🔥🔥🔥Bitcoin breaks 112,000, who is driving the 2.22 trillion market value behind it?
On the morning of July 10, the cryptocurrency market welcomed a historic moment. Bitcoin's price suddenly surged, showing a strong upward trend, successfully breaking through the previous high of $111,999 set on May 22, and setting a new historical high of nearly $112,000 per coin, with a daily increase of nearly 3%. This groundbreaking rise caused Bitcoin's market value to climb to nearly $2.22 trillion, with a cumulative increase of 19% since the beginning of the year.
The soaring price of Bitcoin triggered a dramatic reaction in the market. Within an hour of the rapid price increase, more than $200 million in short positions were liquidated. Spencer Harlan, head of global over-the-counter trading at cryptocurrency investment firm GSR, pointed out that the strong demand for financial market instruments such as exchange-traded funds (ETFs) and digital asset government bonds supported the continued buying of Bitcoin. As Bitcoin broke through the key price point, bullish contracts expiring at the end of July on the cryptocurrency derivatives exchange Deribit showed that the market had a strong interest in strike prices of $115,000 and $120,000, indicating that the market is still full of expectations for Bitcoin's subsequent upward space.
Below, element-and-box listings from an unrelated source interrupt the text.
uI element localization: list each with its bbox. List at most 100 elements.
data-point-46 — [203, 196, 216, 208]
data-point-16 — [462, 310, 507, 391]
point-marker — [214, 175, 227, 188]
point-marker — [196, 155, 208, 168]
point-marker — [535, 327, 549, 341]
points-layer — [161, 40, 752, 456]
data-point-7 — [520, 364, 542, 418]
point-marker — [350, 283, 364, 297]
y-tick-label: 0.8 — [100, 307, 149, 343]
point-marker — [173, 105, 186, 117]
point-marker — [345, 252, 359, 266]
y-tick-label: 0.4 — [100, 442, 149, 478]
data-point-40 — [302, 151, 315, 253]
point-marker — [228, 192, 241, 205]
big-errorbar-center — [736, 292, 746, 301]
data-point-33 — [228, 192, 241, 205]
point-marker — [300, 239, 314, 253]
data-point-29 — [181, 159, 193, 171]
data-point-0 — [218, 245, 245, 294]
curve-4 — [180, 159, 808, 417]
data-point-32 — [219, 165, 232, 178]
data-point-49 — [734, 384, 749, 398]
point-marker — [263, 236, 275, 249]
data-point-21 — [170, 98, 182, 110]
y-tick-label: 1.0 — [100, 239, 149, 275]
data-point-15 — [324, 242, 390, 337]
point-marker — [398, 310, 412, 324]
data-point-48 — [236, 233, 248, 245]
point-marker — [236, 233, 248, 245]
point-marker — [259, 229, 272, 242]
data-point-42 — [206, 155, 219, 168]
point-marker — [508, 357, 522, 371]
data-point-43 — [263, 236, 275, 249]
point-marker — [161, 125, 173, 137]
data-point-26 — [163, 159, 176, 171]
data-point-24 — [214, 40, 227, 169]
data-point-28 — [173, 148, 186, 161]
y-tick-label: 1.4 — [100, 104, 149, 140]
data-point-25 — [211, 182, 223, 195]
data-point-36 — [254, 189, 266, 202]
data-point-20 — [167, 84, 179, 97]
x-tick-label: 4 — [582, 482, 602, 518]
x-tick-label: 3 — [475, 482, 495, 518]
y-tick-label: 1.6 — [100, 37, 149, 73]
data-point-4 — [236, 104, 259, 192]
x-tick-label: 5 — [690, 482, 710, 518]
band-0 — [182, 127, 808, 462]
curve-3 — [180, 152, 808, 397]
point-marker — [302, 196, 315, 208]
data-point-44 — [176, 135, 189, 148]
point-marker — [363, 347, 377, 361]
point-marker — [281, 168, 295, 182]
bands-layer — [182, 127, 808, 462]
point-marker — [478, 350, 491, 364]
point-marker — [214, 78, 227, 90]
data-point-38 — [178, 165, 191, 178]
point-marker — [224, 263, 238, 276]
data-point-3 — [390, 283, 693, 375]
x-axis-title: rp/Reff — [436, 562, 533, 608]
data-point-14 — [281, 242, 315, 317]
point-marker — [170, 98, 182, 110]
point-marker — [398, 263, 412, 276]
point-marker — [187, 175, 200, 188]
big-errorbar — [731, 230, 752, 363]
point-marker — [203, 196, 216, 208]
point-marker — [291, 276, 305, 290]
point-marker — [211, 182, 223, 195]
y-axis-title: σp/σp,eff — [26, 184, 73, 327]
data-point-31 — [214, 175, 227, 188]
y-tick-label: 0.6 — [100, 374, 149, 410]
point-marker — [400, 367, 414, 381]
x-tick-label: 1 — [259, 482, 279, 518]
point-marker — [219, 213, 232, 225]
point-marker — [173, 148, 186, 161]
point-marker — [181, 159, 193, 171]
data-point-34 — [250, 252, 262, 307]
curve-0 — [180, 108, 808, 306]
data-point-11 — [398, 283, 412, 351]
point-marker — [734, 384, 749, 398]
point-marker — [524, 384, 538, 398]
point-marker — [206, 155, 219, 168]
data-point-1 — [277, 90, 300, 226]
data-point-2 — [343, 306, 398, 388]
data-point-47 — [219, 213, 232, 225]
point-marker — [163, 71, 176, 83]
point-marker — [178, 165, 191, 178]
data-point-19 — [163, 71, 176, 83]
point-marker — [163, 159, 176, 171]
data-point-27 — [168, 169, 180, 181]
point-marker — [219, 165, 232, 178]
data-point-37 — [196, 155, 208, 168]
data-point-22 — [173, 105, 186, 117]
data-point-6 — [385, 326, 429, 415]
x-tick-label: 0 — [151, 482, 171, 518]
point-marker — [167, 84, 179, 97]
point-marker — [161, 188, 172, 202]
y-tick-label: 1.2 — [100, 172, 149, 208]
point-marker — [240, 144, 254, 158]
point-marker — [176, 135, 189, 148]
From a more macro perspective, Bitcoin's new high this time is not an isolated event. Recently, risk assets have generally rebounded, with a strong rally led by tech stocks such as Nvidia driving up market speculation. Although U.S. President Trump issued a new tariff announcement, it did not deter traders' risk appetite, and Bitcoin's rise was achieved in such a macro environment. In addition, unlike previous rounds that mainly relied on retail investors, the current round of Bitcoin's rise is backed by continuous inflow of institutional funds, making this demand model more stable compared to the speculative buying in history. Adam Guren, Chief Investment Officer of Hunting Hill, stated that Bitcoin breaking $112,000 reflects the combined effect of ETF fund inflows, rising institutional adoption, and a favorable macro environment.